Results & Discussion

Our design approach resulted in a final bait set including 9,424 x 200bp sequences as well as 53 full genes, 49 of them immuno-related and annotated as part of a major histocompatibility complex (MHC, Marra et al. 2019), two possibly involved in reproduction (VAMP4 andTCTEX1D2 ) and two in brain development (YWHAE andARL6IP5 ) (Swift et al. 2016). The cumulative length of the bait set was 2,629,938 bp.

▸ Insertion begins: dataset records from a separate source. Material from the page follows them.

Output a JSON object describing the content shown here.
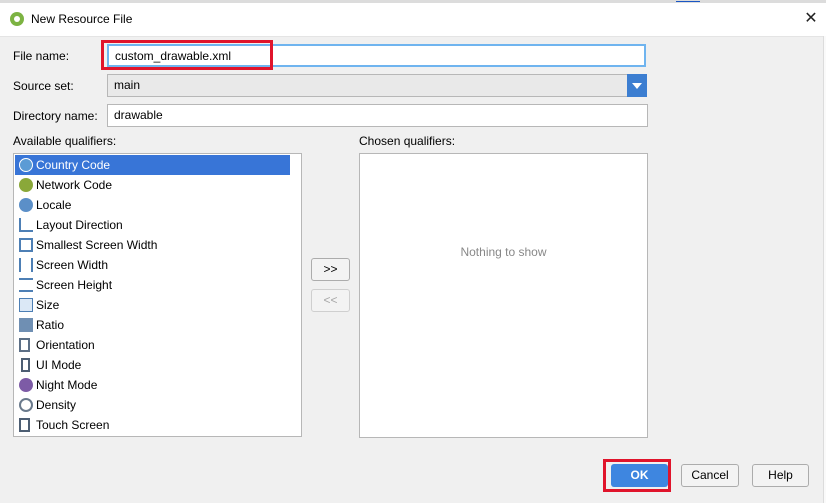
{
  "window": {
    "title": "New Resource File",
    "close_glyph": "✕"
  },
  "form": {
    "file_name_label": "File name:",
    "file_name_value": "custom_drawable.xml",
    "source_set_label": "Source set:",
    "source_set_value": "main",
    "directory_name_label": "Directory name:",
    "directory_name_value": "drawable"
  },
  "available": {
    "label": "Available qualifiers:",
    "items": [
      {
        "label": "Country Code",
        "icon": "globe-icon",
        "selected": true
      },
      {
        "label": "Network Code",
        "icon": "network-icon"
      },
      {
        "label": "Locale",
        "icon": "globe-icon"
      },
      {
        "label": "Layout Direction",
        "icon": "layout-direction-icon"
      },
      {
        "label": "Smallest Screen Width",
        "icon": "screen-width-icon"
      },
      {
        "label": "Screen Width",
        "icon": "screen-width-icon"
      },
      {
        "label": "Screen Height",
        "icon": "screen-height-icon"
      },
      {
        "label": "Size",
        "icon": "size-icon"
      },
      {
        "label": "Ratio",
        "icon": "ratio-icon"
      },
      {
        "label": "Orientation",
        "icon": "orientation-icon"
      },
      {
        "label": "UI Mode",
        "icon": "ui-mode-icon"
      },
      {
        "label": "Night Mode",
        "icon": "night-mode-icon"
      },
      {
        "label": "Density",
        "icon": "density-icon"
      },
      {
        "label": "Touch Screen",
        "icon": "touch-screen-icon"
      }
    ]
  },
  "chosen": {
    "label": "Chosen qualifiers:",
    "empty_text": "Nothing to show"
  },
  "transfer": {
    "add_label": ">>",
    "remove_label": "<<"
  },
  "footer": {
    "ok_label": "OK",
    "cancel_label": "Cancel",
    "help_label": "Help"
  },
  "colors": {
    "accent": "#3c7ed1",
    "selection": "#3875d7",
    "highlight_box": "#e0142b"
  }
}
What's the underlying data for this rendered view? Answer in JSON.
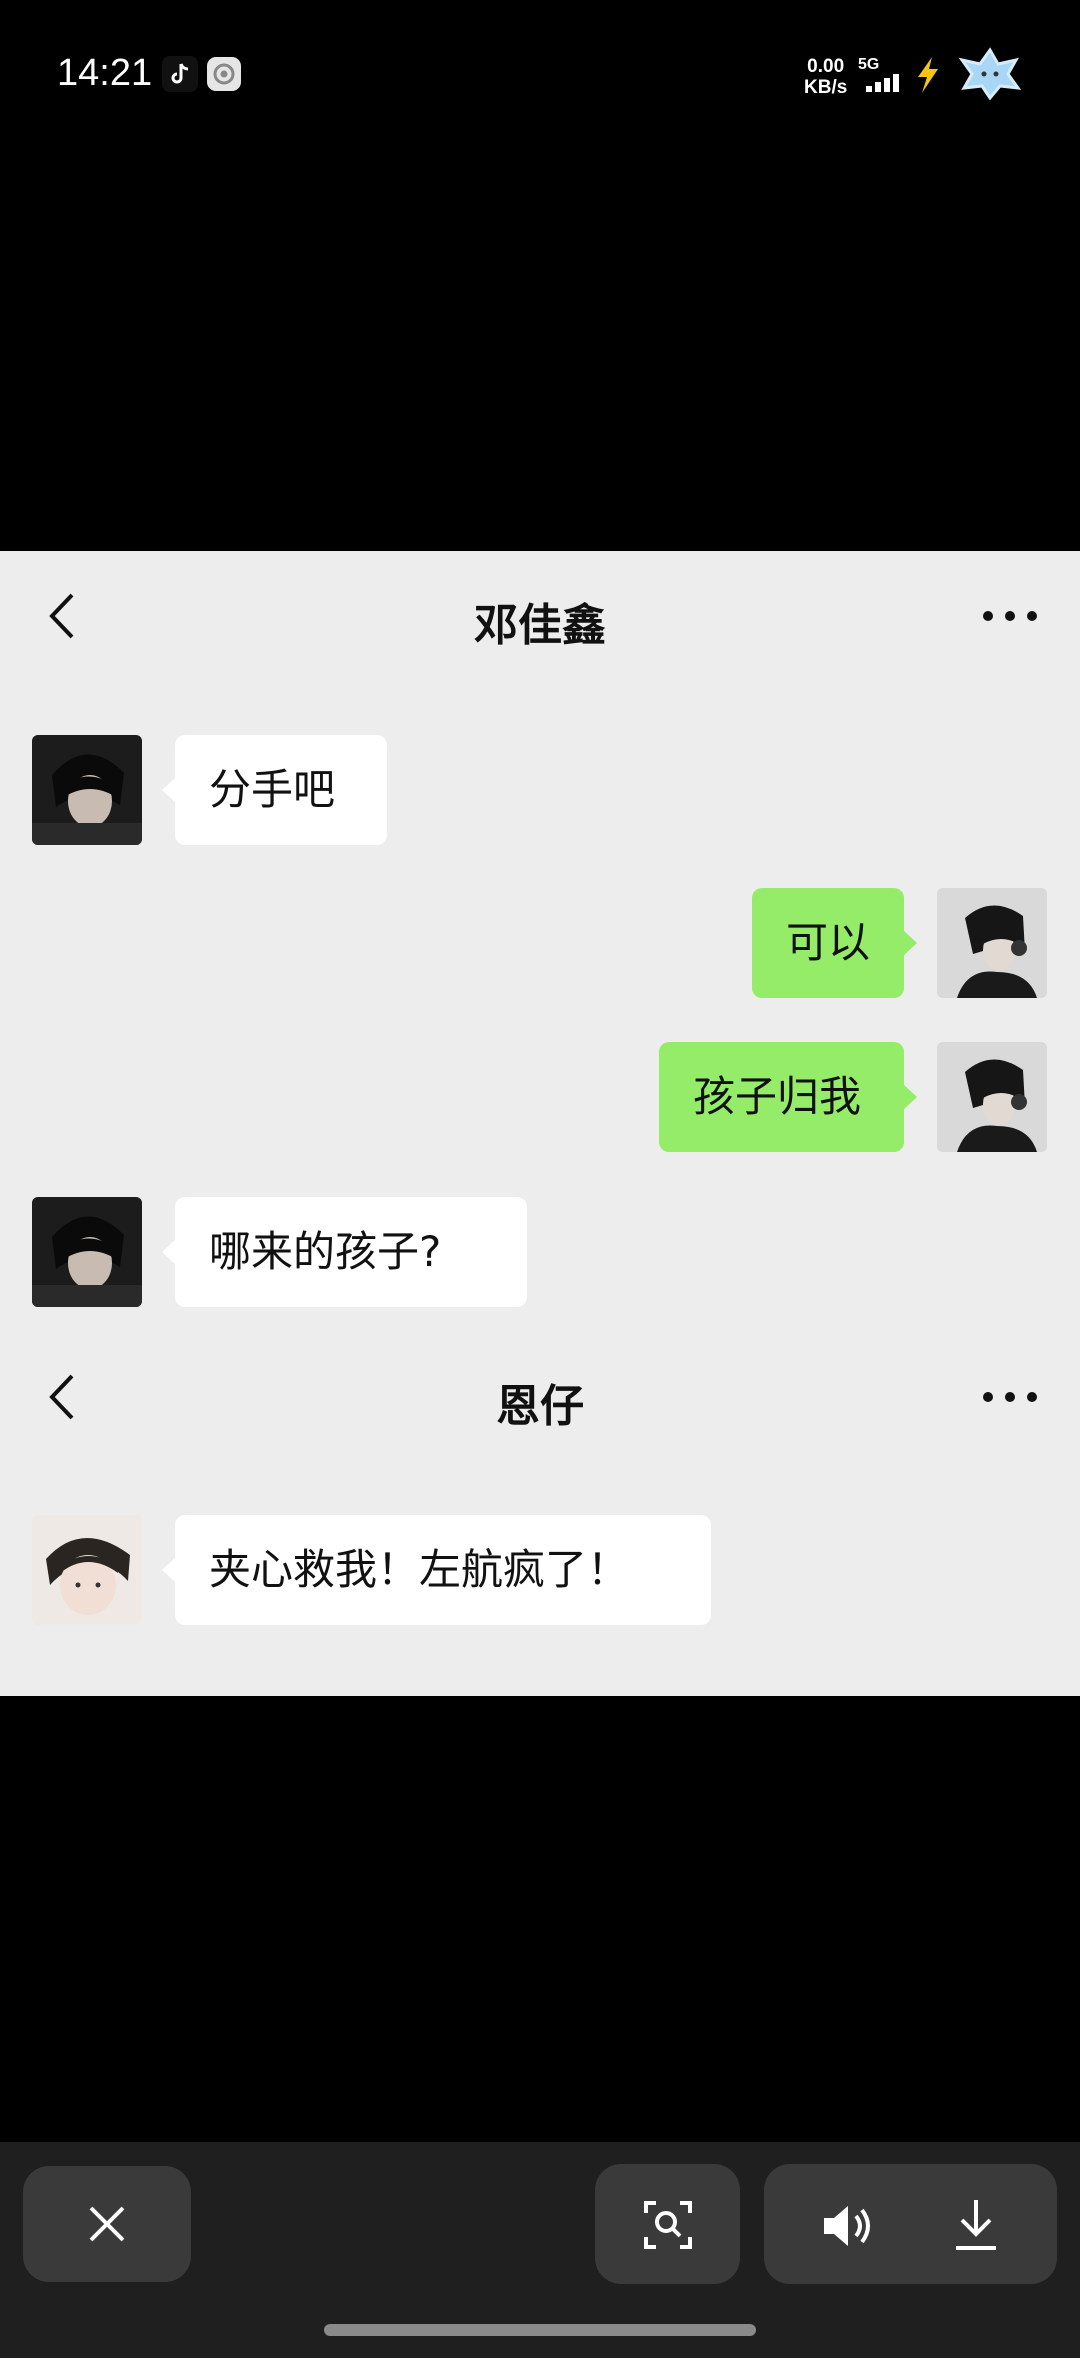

The baits were then tested on seven shark species (white shark,Carcharodon carcharias , bull shark, Carcharhinus leucas , tope Galeorhinus galeus , basking shark, Cetorhinus maximus , porbeagle, Lamna nasus , shortfin mako, Isurus oxyrinchus , and spurdog, Squalus acanthias ). All 36 samples produced sequence data, however, one white shark sample (“elasm-11022”) produced less than 100,000 reads (Supplementary File 1 and 3) and was therefore excluded from further analysis. This was one of the older, but not the oldest, sample included, however, the tissue was from a dried specimen, lacquered with an unknown preservative and afterwards exposed to direct sunlight for many years.
For analysis of bait efficiency and SNP calling, the target sequences were reduced to single-copy genomic loci, amounting to 9128 bait sequences. Coverage of the target region showed varying results across the species analyzed (Figure 2). In the Lamniformes,C. carcharias , L. nasus, I. oxyrinchus and C. maximus more than two thirds of the target regions were recovered at 100% (5x coverage, averaged across samples, Table 2). These four species showed the highest number of covered target regions compared to the rest of the species, which showed a recovery rate of only ~ 1/3 of the target regions (again 5x coverage, averaged across samples). Sequence divergence between target genes in these species, or their present/absence, has likely caused the varying amounts of capture success. However, proportion of on-target read bases varied only relatively slightly between clades (61.37% - 65.97% vs. 51.57% & 52.15% – 54.75%, Table 2), indicating that though the individual bait sequences show variation in their efficiency, overall the method works successfully for all species included.
Indeed, SNP calling resulted in several tens of thousands of biallelic markers per species (Table 3, whole genome lenient). The basking shark reached the highest number with over 130,000 biallelic SNPs, whereas the lowest number of SNPs < 36,000 recovered was in the tope. The white shark ranged at the lower end of numbers of biallelic SNPs, with 40,243 SNPs detected. For all species, filtering SNPs for missing genotype data as well as minimum read coverage reduced the SNPs numbers to less than half their initial numbers. The white shark had the lowest number of SNPs surviving this filtering process, with < 9,000 SNPs. The low SNP numbers in the white shark hint to a generally low genetic diversity in this species, supporting recent findings (Stanhope et al. 2023).
Excluding samples with low read numbers (see Table 3 for details) in most cases resulted in lower biallelic SNP numbers for both the basking shark and the white shark, however, excluding the failed white shark sample “elasm-11022” resulted in an increase of SNP numbers for the white shark after subsequent filtering steps, likely due to low read coverage of detected SNPs in this sample.
In general, our SNP numbers are comparable, if not higher than in other target gene capture approaches from our group (Choquet et al. 2019; Choo et al. 2020, but see Choquet et al. 2023). Correlating the SNP numbers with the genomic distance to the white shark reference genome, we see that, if we exclude the white shark, SNP numbers are constant in a range of 0.01 to 0.045, and drop slightly thereafter (Figure 3). However, relative reduction in SNP numbers between species and between higher level taxa were relatively low when compared to other target gene capture experiments (Choo et al. 2020). This could be due to the fact that the genomic distance of shark species included, even if only roughly estimated here, is low. The three non-Lamniformes species show a genetic distance of 5 – 6% from the white shark. Though this estimate has to be accepted cautiously, as our approach favours genomic regions of higher similarity to the reference genome, our finding shows that genomic distance between the shark species investigated here is extremely low compared to for example congeneric planktonic species (Choo et al. 2020; Choquet et al. 2023).
We conclude that the marker set presented here can be used for all species included, for studies of evolution, ecology, and conservation. The markers’ functionality across orders, together with the low molecular evolutionary rates characteristic of sharks (Hara et al. 2018), suggest that they could also be used for a larger range of shark species. Given the scarce genomic resources for the Selachii, it is anticipated that such a “universal” shark genotyping method will be extremely useful in future research efforts.